Feitianius is a bird genus, belonging to the Enantiornithes, that during the Early Cretaceous lived in the area of modern China. A single species has been named in the genus, Feitianius paradisi.

In 2005, fragmentary enantiornithean fossils were excavated near Changma, in Gansu. Two of the best preserved were reported in the scientific literature in 2009.

In 2015, the type species Feitianius paradisi was named and described by Jingmai Kathleen O’Connor, Li Daqing, Matthew C. Lamanna, Wang Min, Jerald D. Harris, Jessie Atterholt and You Hailou. The generic name has been derived from the feitian, a flying apsara or nymph from Buddhist mythology. Historical murals featuring such nymphs are common in the caves around Changma. The name was made masculine "for fun" because it was concluded that the type specimen was a male individual. The specific name means "from paradise" in Latin and refers to the similar sexual dimorphism in the tail feathers of birds-of-paradise. The species name as a whole thus means "feitian of paradise", the translation of the Chinese 飛天/飞天.

The holotype, GSGM-05-CM-004, was found in a layer of the Xiagou Formation dating from the early Aptian. It consists of the hind part of a skeleton on a stone plate. The skeleton is visible from the left side. It is articulated but the part in front of the middle back is lacking. It preserves extensive remains of the soft tissues, including the plumage.

A hint of the size of Feitianius is given by the length of the thighbone, twenty-seven millimetres.

A single unique feature was established for Feitianius: the tail plumage contains three distinct feather types whereas all known relatives have tails with a single type of feather.

Soft tissue remains are preserved around the tail base. These seem to represent a fleshy structure similar to the "parson's nose" of modern birds, in which the tail feathers are embedded. Collagen bands are visible running perpendicular to the body outline. These bands have a length of seven to eight millimetres and a width of about half a millimetre.

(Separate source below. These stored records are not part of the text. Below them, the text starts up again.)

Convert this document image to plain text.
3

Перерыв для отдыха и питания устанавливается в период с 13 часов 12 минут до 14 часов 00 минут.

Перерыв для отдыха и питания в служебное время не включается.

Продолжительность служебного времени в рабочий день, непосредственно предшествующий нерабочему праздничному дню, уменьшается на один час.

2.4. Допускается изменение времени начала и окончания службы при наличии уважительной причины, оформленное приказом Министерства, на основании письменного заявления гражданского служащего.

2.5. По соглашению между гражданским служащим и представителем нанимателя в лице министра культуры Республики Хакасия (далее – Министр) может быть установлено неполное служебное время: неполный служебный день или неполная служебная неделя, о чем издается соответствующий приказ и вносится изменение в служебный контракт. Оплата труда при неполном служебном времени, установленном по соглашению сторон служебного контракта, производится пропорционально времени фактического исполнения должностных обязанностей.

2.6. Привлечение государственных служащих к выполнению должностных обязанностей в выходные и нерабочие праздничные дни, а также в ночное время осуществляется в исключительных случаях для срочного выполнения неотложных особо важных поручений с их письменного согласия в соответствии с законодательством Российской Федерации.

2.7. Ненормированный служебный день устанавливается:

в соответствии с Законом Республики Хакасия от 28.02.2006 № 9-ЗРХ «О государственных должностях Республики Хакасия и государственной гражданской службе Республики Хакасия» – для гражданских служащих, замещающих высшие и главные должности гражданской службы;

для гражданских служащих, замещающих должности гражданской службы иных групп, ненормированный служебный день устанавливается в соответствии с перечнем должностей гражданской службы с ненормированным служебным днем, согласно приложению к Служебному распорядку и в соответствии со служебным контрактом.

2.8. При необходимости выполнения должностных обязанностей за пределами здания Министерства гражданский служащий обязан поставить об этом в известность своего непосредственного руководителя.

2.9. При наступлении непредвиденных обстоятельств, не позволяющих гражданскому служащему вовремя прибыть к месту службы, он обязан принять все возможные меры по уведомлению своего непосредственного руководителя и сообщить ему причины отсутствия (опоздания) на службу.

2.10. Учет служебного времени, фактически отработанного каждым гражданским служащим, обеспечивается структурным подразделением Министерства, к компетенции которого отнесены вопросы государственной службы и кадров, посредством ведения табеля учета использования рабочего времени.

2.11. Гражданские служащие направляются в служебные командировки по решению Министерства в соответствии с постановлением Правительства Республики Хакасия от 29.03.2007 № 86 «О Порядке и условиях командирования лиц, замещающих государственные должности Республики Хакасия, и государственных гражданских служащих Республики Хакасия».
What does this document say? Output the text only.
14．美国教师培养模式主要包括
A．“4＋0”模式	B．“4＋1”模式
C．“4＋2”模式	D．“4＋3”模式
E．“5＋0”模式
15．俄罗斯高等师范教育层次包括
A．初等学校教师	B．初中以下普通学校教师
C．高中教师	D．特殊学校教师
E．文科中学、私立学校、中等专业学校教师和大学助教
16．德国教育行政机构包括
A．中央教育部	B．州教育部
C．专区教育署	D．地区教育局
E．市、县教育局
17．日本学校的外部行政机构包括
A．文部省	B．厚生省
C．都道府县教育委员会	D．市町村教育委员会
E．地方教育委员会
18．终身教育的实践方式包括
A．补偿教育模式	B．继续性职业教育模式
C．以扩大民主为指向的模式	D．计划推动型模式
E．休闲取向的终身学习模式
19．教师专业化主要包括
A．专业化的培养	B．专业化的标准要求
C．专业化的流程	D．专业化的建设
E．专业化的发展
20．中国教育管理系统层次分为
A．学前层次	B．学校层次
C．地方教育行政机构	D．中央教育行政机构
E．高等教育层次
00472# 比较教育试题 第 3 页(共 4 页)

On the belly and the front tail base short downy covert feathers are visible. More to behind the feathers of the tail base are gradually changing into longer structures, a dozen of which are clearly visible. Uniquely for the Enantiornithes, among these three morphotypes can be distinguished. Morphotype A consists of feathers that are forty to forty-five millimetres long. They have vanes that cover the distal 55% of the rachis. Morphotype B is eighteen millimetres long and half as wide as morphotype A. Here, the vanes cover the full length of the rachis. Both types are pennaceous and somewhat curved downwards. Of morphotype C only a single rachis has been preserved. It is very long and its distal end has been lost on the fossil. The describing authors concluded that it was one of a pair of very long central "streamers" having a display function, probably for a male individual. It was considered unlikely that the tail feathers had an important aerodynamic effect. It is possible that the shorter morphotype A and B feathers formed a differentially coloured tuft on the tail base. Because of a varnish applied to the fossil, it can no longer be checked for colouring melanosomes though. The ornamental structure as a whole might have resembled that of the extant greater bird-of-paradise.

Feitianius was in 2016 placed in the Enantiornithes. A cladistic analysis showed it to be part of a polytomy with Qiliania and other enantiornithean specimens of the Changma Basin.